As we continue to immerse ourselves in all that Buenos Aires has to offer, each day we give considerable thought to navigating our route to a new destination. The easy way out is to take one of the more than 40,000 taxis – they’re inexpensive and probably the faster option. The thing is, we have nothing but time. And it’s easy to miss some of the sights as you’re whizzing through the city at a break-neck speed. Other times, we don’t have a destination in mind. Each day, we lace up our shoes and head out in a new direction. In fact, our most common mode of transportation is under our own steam.
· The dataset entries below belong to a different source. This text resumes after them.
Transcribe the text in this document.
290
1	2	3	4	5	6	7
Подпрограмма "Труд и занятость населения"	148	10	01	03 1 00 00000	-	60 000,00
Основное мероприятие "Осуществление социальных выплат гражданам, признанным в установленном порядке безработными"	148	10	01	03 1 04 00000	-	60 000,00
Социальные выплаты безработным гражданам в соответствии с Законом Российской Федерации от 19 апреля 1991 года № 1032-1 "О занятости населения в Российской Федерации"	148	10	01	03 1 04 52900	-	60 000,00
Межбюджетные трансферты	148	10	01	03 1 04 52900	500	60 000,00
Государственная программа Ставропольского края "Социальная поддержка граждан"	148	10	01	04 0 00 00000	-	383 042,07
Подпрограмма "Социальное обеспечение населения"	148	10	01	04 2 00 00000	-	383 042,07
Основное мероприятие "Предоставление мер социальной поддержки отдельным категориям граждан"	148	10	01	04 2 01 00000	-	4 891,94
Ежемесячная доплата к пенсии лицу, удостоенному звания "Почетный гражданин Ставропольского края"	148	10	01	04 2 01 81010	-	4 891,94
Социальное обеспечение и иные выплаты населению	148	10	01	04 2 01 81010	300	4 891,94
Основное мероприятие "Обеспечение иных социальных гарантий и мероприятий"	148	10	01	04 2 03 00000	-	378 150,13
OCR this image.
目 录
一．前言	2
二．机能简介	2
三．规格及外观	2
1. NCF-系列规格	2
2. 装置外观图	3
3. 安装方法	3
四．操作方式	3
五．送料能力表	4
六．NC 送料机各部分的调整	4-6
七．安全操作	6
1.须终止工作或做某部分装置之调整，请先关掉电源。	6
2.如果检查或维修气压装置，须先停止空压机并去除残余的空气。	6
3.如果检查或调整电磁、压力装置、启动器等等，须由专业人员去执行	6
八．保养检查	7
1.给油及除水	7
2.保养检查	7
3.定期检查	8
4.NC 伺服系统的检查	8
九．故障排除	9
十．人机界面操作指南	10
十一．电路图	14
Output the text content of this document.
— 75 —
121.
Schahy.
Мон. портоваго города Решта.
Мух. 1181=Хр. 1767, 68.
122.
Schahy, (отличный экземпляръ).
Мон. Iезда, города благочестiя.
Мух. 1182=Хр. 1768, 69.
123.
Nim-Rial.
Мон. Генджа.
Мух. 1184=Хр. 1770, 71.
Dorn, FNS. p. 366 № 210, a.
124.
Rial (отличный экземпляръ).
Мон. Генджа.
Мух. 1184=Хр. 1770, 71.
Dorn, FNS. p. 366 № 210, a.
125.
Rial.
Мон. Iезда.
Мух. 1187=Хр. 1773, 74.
There are many things to take into account when you are walking in the city. Sidewalks are in a constant state of construction. Great swathes of paving stones are heaving from the roots of giant trees planted long ago. Because you need to constantly look down to avoid a nasty trip, you’re also likely to avoid what dogs (actually, dog owners) may have left behind.
Crossing the street requires that you look to see if there are any cars coming. Sure, they have signals for pedestrians at most intersections, but you stand out as a tourist if you don’t just cross with everyone else when the coast is clear. Most streets are one-way, so it’s easy to venture across, weaving between the oncoming cars. That said, it’s not nearly as tricky to cross a street as it was during our trip to Vietnam.
Each time I cross the street against the light, it eases the frustration I felt in Calgary for getting a jaywalking ticket downtown crossing a small, two-lane street.
I mentioned in a earlier post that we have made extensive use of the subway system (Subte). Clean and frequent, but at times, EXTREMELY crowded. Public transit is heavily subsidized by the government. Each journey is about four pesos (~ CAD$0.40).
From our balcony we can see (and hear) a commuter train shuttling locals from the burbs to various stops into and out of the city. Earlier this week, one of our morning adventure involved hopping on the train at the station about 10 minutes from our apartment to see where it would take us. It turns out, the debit card we use for the subway system also works for the commuter trains. The train cars are new and air-conditioned. We chose the line heading into the city. It took us to the main terminal at Retiro station, which is very close to the regentrified port area, called Puerto Madero. Remarkably, the train is cheaper than the subway.
A few days later, so intrigued with our initial commuter train experience, we hopped the outbound train to the end of the line at Tigre – about 40 minutes away on the Paraná Delta. Tigre is a very cool little city with a large amusement park and a beautiful art museum, both of which we will explore more with visiting friends and family over the coming months.
Thus far we haven’t used any taxis. There will be a time when we need to take one, likely when we’re out late and walking isn’t advisable or the subways and trains have stopped running. But until then, we’re more than content to continue traveling as we have been.